Fakhfakh a donc présenté sa démission. Il est le sixième chef de gouvernement à «rendre le tablier» depuis janvier 2011 .Six en un peu moins d’une décennie, c’est beaucoup. Mais, rappellent les historiens, ce sont les «moyennes révolutionnaires». Plutôt variables, instables et frileuses. Peu de révolutions «sociales-libérales», à «vocation démocratique», réussissent vite à choisir leurs gouvernants. Elles flambent généralement d’emblée, et dans leur désir de prendre revanche sur des dictatures, se trompent d’alternatives et, le plus souvent, d’élus.
Le cas de la révolution tunisienne se complique, lui, d’une opposition idéologique tenace. Modernistes contre islamistes.Laics contre religieux. Les «chapelles» sont si tranchées que toute entente, tout compromis même, demeurent improbables.

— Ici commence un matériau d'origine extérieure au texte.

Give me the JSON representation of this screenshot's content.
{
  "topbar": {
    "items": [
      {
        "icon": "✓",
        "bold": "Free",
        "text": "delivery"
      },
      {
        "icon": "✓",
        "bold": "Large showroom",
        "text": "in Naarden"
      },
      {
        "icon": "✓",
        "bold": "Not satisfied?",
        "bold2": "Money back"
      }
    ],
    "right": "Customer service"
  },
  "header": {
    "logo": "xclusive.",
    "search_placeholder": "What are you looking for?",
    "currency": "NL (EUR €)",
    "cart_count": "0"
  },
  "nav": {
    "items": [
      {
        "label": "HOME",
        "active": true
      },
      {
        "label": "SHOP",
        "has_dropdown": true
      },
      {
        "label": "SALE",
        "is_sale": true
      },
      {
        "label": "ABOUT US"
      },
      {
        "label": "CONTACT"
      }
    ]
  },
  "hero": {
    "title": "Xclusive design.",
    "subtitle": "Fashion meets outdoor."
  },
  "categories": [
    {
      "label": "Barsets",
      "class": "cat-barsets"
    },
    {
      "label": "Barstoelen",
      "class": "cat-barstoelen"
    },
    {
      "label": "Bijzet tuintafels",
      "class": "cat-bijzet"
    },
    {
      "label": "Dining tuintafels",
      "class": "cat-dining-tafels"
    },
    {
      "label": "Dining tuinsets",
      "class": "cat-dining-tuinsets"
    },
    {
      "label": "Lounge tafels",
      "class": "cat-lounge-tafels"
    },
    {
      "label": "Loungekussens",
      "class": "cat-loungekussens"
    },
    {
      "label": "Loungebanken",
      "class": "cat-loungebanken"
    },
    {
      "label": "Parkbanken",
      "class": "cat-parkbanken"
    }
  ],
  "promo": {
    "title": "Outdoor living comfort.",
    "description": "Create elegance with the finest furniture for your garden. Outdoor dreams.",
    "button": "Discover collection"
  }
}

Les six gouvernements de la révolution tunisienne ont manqué d’alternative, de dirigeance, ils ont surtout failli par «clanisme» idéologique et politique. Chaque succession y était une rupture ; jamais une continuité, jamais un relais.
Nos analystes déplorent la crise économique actuelle, l’attribuant principalement à l’érosion d’un ancien système, à la corruption. Ils auraient pu y ajouter que, durant ces presque dix années de gouvernance, pratiquement aucun ministère de l’Economie, des Finances, du Commerce, de l’Industrie et des Investissements n’a pu garder place. Instabilité des décideurs. Incontinuité des idées et des projets. Et à chaque fois, le plus souvent, pour seule raison partisane. Pour un simple «choix de clan».

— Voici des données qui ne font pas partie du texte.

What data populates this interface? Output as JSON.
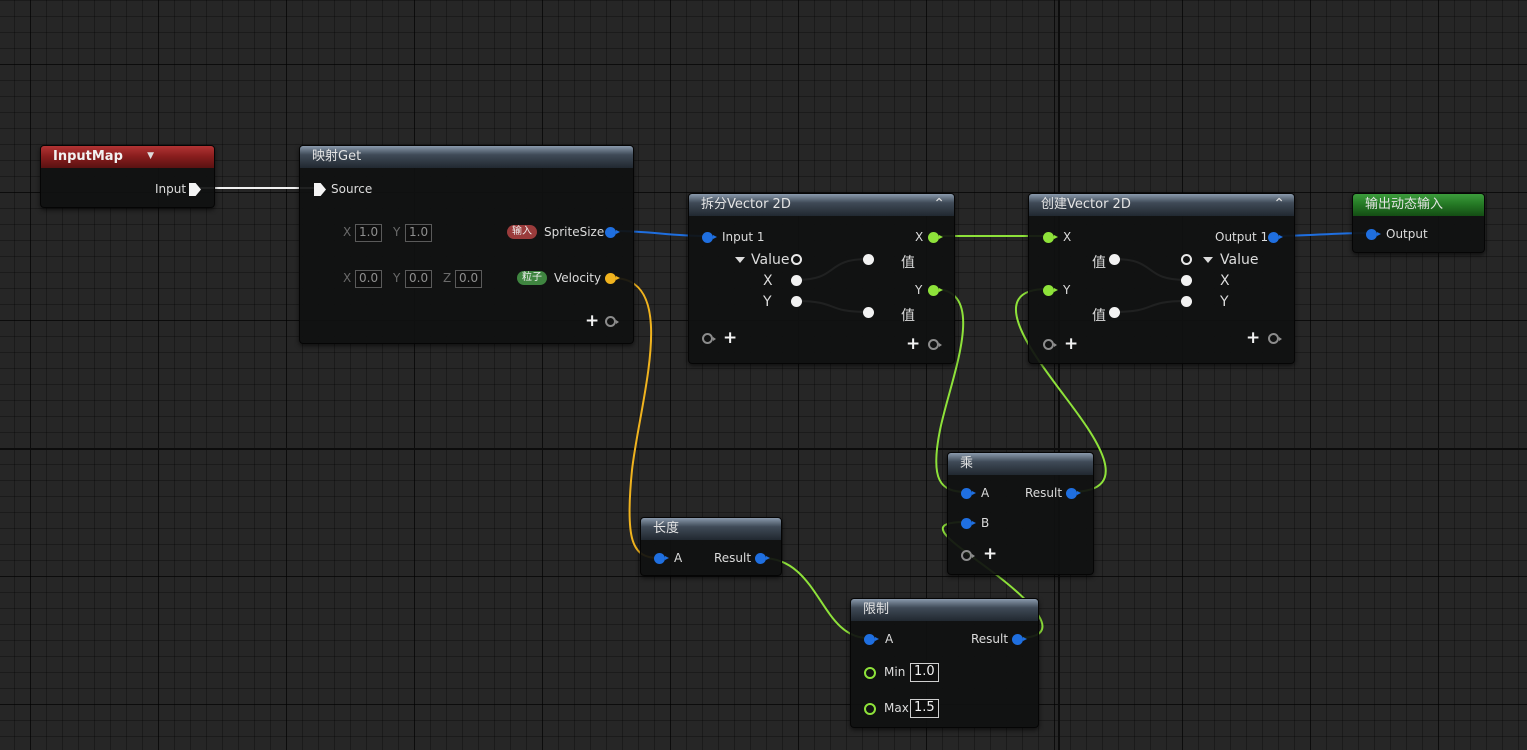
{
  "colors": {
    "wire_blue": "#1f6fe0",
    "wire_yellow": "#f0b31e",
    "wire_lime": "#8ee23a",
    "wire_white": "#f2f2f2",
    "header_red": "#8a1e1e",
    "header_green": "#257a25",
    "header_slate": "#3f4a57"
  },
  "input_map": {
    "title": "InputMap",
    "input_label": "Input"
  },
  "map_get": {
    "title": "映射Get",
    "source_label": "Source",
    "sprite_size": {
      "tag": "输入",
      "label": "SpriteSize",
      "x": "1.0",
      "y": "1.0"
    },
    "velocity": {
      "tag": "粒子",
      "label": "Velocity",
      "x": "0.0",
      "y": "0.0",
      "z": "0.0"
    },
    "axis_x": "X",
    "axis_y": "Y",
    "axis_z": "Z"
  },
  "break_vector": {
    "title": "拆分Vector 2D",
    "input1": "Input 1",
    "value": "Value",
    "x": "X",
    "y": "Y",
    "out_x": "X",
    "out_y": "Y",
    "val_top": "值",
    "val_bottom": "值"
  },
  "make_vector": {
    "title": "创建Vector 2D",
    "in_x": "X",
    "in_y": "Y",
    "val_top": "值",
    "val_bottom": "值",
    "output1": "Output 1",
    "value": "Value",
    "x": "X",
    "y": "Y"
  },
  "output_node": {
    "title": "输出动态输入",
    "output_label": "Output"
  },
  "multiply": {
    "title": "乘",
    "a": "A",
    "b": "B",
    "result": "Result"
  },
  "length": {
    "title": "长度",
    "a": "A",
    "result": "Result"
  },
  "clamp": {
    "title": "限制",
    "a": "A",
    "result": "Result",
    "min_label": "Min",
    "min_value": "1.0",
    "max_label": "Max",
    "max_value": "1.5"
  },
  "icons": {
    "dropdown": "▼",
    "collapse": "⌃",
    "plus": "+"
  }
}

L’exemple de la Culture intrigue. Huit ministres déjà, et un(e) neuvième, bientôt. Les disparités idéologiques et/ou politiques ne peuvent tout expliquer. Elles ont pu compter au début, avec Bachaouech et Mehdi Mabrouk, puis en 2014, avec Latifa Lakhdar, mais pour le reste (Mourad Sakli, Sonia M’barek, Mohamed Zinelabidine et Chiraz Laâtiri), les «critères» ont sûrement différé.
Critère de compétence personnelle? Sans doute, oui. Quatre grands spécialistes, quatre grands diplômés.
Autres, de vision globale, de plan d’avenir ? Moins. Beaucoup moins.
Les courtes «échéances» ne plaident, d’abord, nullement pour les projets à long terme. Les mandats de un, deux, ou trois ans, voire de quelques mois, sont voués aux «affaires courantes». Excluent les projections, les ambitions.
Il y a ensuite le milieu des Arts et de la Culture et ses rivalités. Celles-ci jouent dans la trop rapide succession des ministres. De même que dans l’adoption et l’abandon précipités des dossiers. Les universitaires de l’ISM n’ont pas la cote auprès de la profession musicale. Et cela est reproduit dans le théâtre et la littérature. De sorte que tout changement de gouvernement est toujours une aubaine. Propice à nomination.
Les partis se positionnent en politique; presque toujours aux détriments de l’économie. De l’intérêt du pays.
Les gens de Culture ne font, hélas, pas mieux. Même schéma : ils se disputent des pouvoirs plus que des Arts. Et c’est autant de dommages pour la collectivité.